Appena dunque ho cominciato a leggere i fatti, prima di tutto ho cercato di capire che cosa sono gli Hezbollah. Non sono Al Qaeda, sono proprio un'altra forma politica di risposta ad Israele e agli USA, meno ambigua di Al Qaeda sulla quale pesano sospetti di infiltrazioni e peggio, persino a proposito dell'11 settembre. Pensando agli Hezbollah mi è venuto in mente Hamas, che avevo a lungo esaminato, dato che a me erano famigliari quelli di Al Fatah, il partito di Arafat. Sapevo che era molto corrotto, e che Hamas era per questo espressione di altri pensieri politici: ma ambedue erano e sono formazioni politico-militari. Così Hamas come partito politico-militare prende parte alla lotta politica e vince le elezioni. Da questo punto in poi tende a diventare partito politico (e quasi basta). Un processo simile si verificò anche dentro la Resistenza: ogniqualvolta una forma politico-militare vince, si divide tra chi pensa di aver ottenuto il fine proposto e il maggior risultato possibile e passa all'azione solo politica, cioè che escluda l'uso della forza e delle armi, e chi invece vuole proseguire con le armi. Chi appoggia da fuori fa bene, a mio parere, a favorire il processo verso la politica e ad escludere l'uso delle armi. Almeno appena vede che si apre una strada che può essere percorsa appunto dalla politica, e che rende perciò non accettabile qualsiasi uso di armi. Per questo Hezbollah -per così dire- si disarma da sé e viene costituzionalizzato entro lo stato libanese, del cui governo fa già democraticamente parte.

 

Riusciamo a capire che cosa è utile fare da parte nostra? possiamo fare esempi con storie analoghe successe in Europa: non siamo affatto estranei da storie simili: ad esempio i Baschi e gli Irlandesi hanno formazioni politico-militari e nei loro confronti è stata rispettata rigorosamente la sovranità spagnola e inglese e non si sono invocate né condotte invasioni missioni liberatorie ecc. ecc. E ambedue sono sulla via di una risoluzione per la quale si è usata una pazienza internazionale lunghissima.
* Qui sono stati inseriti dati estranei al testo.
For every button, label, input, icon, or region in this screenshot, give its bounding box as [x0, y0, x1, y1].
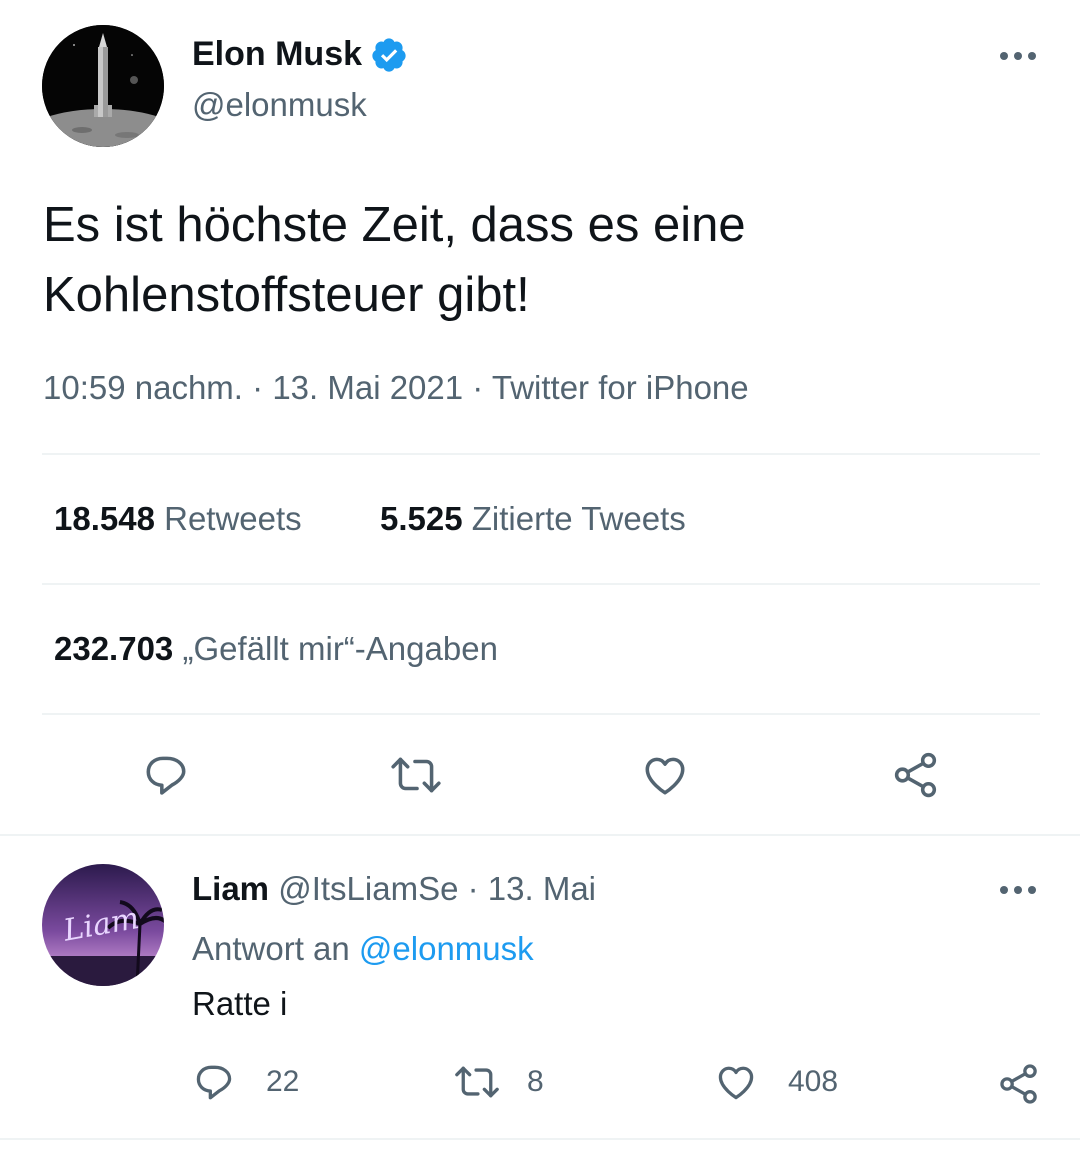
- likes-label: „Gefällt mir“-Angaben: [182, 630, 498, 667]
- quotes-label: Zitierte Tweets: [471, 500, 686, 537]
- retweets-count: 18.548: [54, 500, 155, 537]
- reply-text: Ratte i: [192, 985, 288, 1022]
- reply-author-name[interactable]: Liam: [192, 870, 269, 907]
- reply-avatar[interactable]: Liam: [42, 864, 164, 986]
- divider: [0, 1138, 1080, 1140]
- meta-separator: ·: [467, 870, 479, 907]
- share-icon[interactable]: [891, 750, 941, 800]
- author-name[interactable]: Elon Musk: [192, 35, 362, 74]
- reply-count: 22: [266, 1065, 300, 1098]
- reply-date[interactable]: 13. Mai: [488, 870, 596, 907]
- divider: [42, 583, 1040, 585]
- like-icon[interactable]: [640, 750, 690, 800]
- divider: [0, 834, 1080, 836]
- tweet-source[interactable]: Twitter for iPhone: [492, 369, 749, 406]
- reply-share-icon[interactable]: [997, 1062, 1041, 1106]
- like-count: 408: [788, 1065, 839, 1098]
- divider: [42, 453, 1040, 455]
- reply-icon[interactable]: [141, 750, 191, 800]
- likes-count: 232.703: [54, 630, 174, 667]
- retweets-label: Retweets: [164, 500, 302, 537]
- author-name-row: Elon Musk: [192, 35, 408, 74]
- tweet-text-line-1: Es ist höchste Zeit, dass es eine: [43, 198, 746, 252]
- reply-retweet-action[interactable]: 8: [453, 1060, 544, 1104]
- quotes-stat[interactable]: 5.525 Zitierte Tweets: [380, 500, 686, 538]
- verified-badge-icon: [370, 36, 408, 74]
- meta-separator: ·: [252, 369, 273, 406]
- quotes-count: 5.525: [380, 500, 463, 537]
- author-handle[interactable]: @elonmusk: [192, 86, 367, 124]
- reply-reply-action[interactable]: 22: [192, 1060, 299, 1104]
- replying-to-prefix: Antwort an: [192, 930, 350, 967]
- tweet-meta: 10:59 nachm. · 13. Mai 2021 · Twitter fo…: [43, 369, 749, 407]
- retweet-icon[interactable]: [389, 750, 443, 800]
- tweet-date[interactable]: 13. Mai 2021: [272, 369, 463, 406]
- retweet-count: 8: [527, 1065, 544, 1098]
- more-icon[interactable]: [1000, 52, 1036, 60]
- reply-like-action[interactable]: 408: [714, 1060, 838, 1104]
- like-icon: [714, 1060, 758, 1104]
- divider: [42, 713, 1040, 715]
- tweet-time[interactable]: 10:59 nachm.: [43, 369, 243, 406]
- retweet-icon: [453, 1060, 501, 1104]
- tweet-text-line-2: Kohlenstoffsteuer gibt!: [43, 268, 530, 322]
- reply-header: Liam @ItsLiamSe · 13. Mai: [192, 870, 596, 908]
- meta-separator: ·: [472, 369, 492, 406]
- replying-to-handle[interactable]: @elonmusk: [359, 930, 534, 967]
- tweet-text: Es ist höchste Zeit, dass es eine Kohlen…: [43, 190, 746, 330]
- reply-more-icon[interactable]: [1000, 886, 1036, 894]
- reply-author-handle[interactable]: @ItsLiamSe: [278, 870, 458, 907]
- reply-icon: [192, 1060, 236, 1104]
- author-avatar[interactable]: [42, 25, 164, 147]
- likes-stat[interactable]: 232.703 „Gefällt mir“-Angaben: [54, 630, 498, 668]
- retweets-stat[interactable]: 18.548 Retweets: [54, 500, 302, 538]
- replying-to: Antwort an @elonmusk: [192, 930, 534, 968]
Dunque, se Hamas e Hezbollah debbono essere considerati interlocutori, ogniqualvolta si ha qualcosa da dire, perché non cercare che anche i Talebani si riconvertano in formazione politico-militare ed entrino nel discorso? la cosa è più difficile, dato che in Afghanistan formalmente c'è un governo regolare, e truppe di vari stati sotto nome Nato di occupazione, ma potrebbe essere l'Iran a consigliarli, dato che è in contatto con loro ed è capace di essere sufficientemente doppio e sottile.

 

Da ciò la mia assoluta incapacità di seguire altre strade che non siano a un dipresso quelle che ho già detto: cerchiamo di trascinare la questione afghana verso azioni simili a quelle del Libano, e -anche attraverso rapporti decenti con il governo iraniano- cerchiamo di indire una conferenza internazionale alla quale prendano parte tutti gli attori afgani, il governo, ma anche l'opposizione, Rawa, i Talebani e i contadini e le truppe stanziate sul territorio e l'Europa e trattiamo con gli Afgani e vediamo se si riesce a trasformare i militari in garanti della tregua o -meglio- a sostituirli con missioni di caschi bianchi, cioè con forze organizzate ma non combattenti. Insomma a me pare che giovi far lavorare la fantasia che è una bella forma della ragione, non ripetitiva né catechistica, che non recitare rosari ossessivi di parole d'ordine che non sono traducibili in nessuna azione politica.